The sudden shock of your poverty upsets me,
It is evident in the desperation of the cycle-rickshaw puller,
His eyes intent on the ground, standing on his pedals,
He pulls his woes, as if there is no halcyon tomorrows.
Your grimy streets are dusty, high walled, impenetrable,
As if you wish to guard the gory secrets within.

Is this where histories, dynasties were erected, to fall?
A dynasty now rules by proxy the city of the great Akbar,
And a fratricide of a politician now fills you with awe,
When you are the city of kingly fratricides and parricides.
Remember how Dara Shukoh was marched and beheaded,
In your own street of Chandni Chowk, of not long ago?

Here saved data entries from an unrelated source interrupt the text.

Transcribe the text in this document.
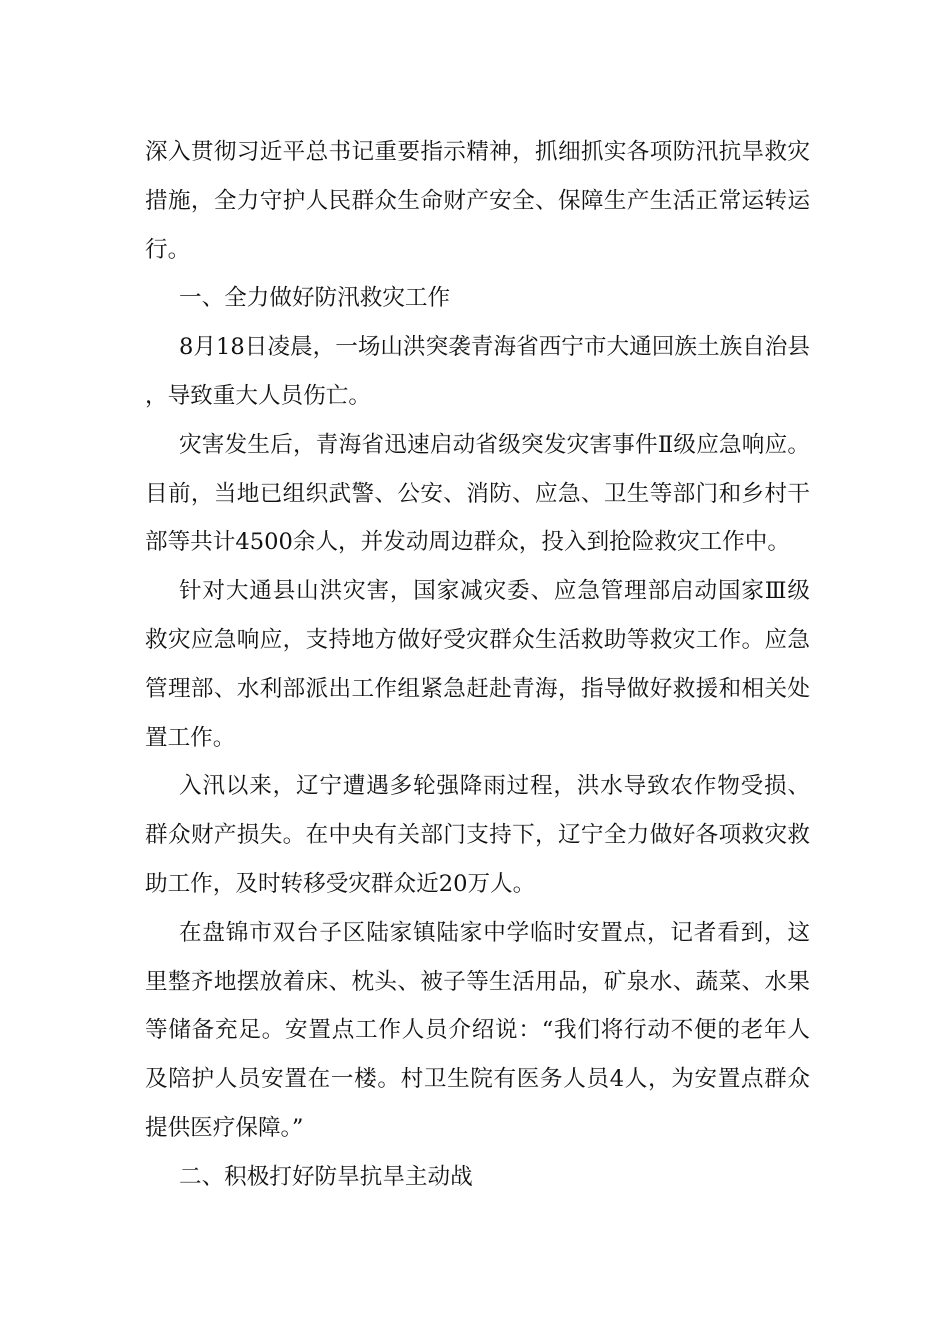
深入贯彻习近平总书记重要指示精神，抓细抓实各项防汛抗旱救灾措施，全力守护人民群众生命财产安全、保障生产生活正常运转运行。

一、全力做好防汛救灾工作

8月18日凌晨，一场山洪突袭青海省西宁市大通回族土族自治县，导致重大人员伤亡。

灾害发生后，青海省迅速启动省级突发灾害事件Ⅱ级应急响应。目前，当地已组织武警、公安、消防、应急、卫生等部门和乡村干部等共计4500余人，并发动周边群众，投入到抢险救灾工作中。

针对大通县山洪灾害，国家减灾委、应急管理部启动国家Ⅲ级救灾应急响应，支持地方做好受灾群众生活救助等救灾工作。应急管理部、水利部派出工作组紧急赶赴青海，指导做好救援和相关处置工作。

入汛以来，辽宁遭遇多轮强降雨过程，洪水导致农作物受损、群众财产损失。在中央有关部门支持下，辽宁全力做好各项救灾救助工作，及时转移受灾群众近20万人。

在盘锦市双台子区陆家镇陆家中学临时安置点，记者看到，这里整齐地摆放着床、枕头、被子等生活用品，矿泉水、蔬菜、水果等储备充足。安置点工作人员介绍说：“我们将行动不便的老年人及陪护人员安置在一楼。村卫生院有医务人员4人，为安置点群众提供医疗保障。”

二、积极打好防旱抗旱主动战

The secrets of your devious present and past mingle,
Where now stand glitzy malls, I know, blood had flowed,
In your dark corners soldiers, spies, princes plotted to kill,
You witnessed the dethroning of emperor Shah Jehan,
And the ascendance of his wily progeny, Aurangazeb,
And you covered your face in the folds of your veil.

Yet, now, mother city, your tears are dry, your sobs silent,
Slowly you die, spent and ravaged by your many lovers.
Though it is kitsch melodies that you hum today, you were,
Serenaded by Tansen, and Amir Khushro Dehlavi,
In your parlor once, poets and artists did conclave,
Over the “daughter of grapes” and the smell of hafim!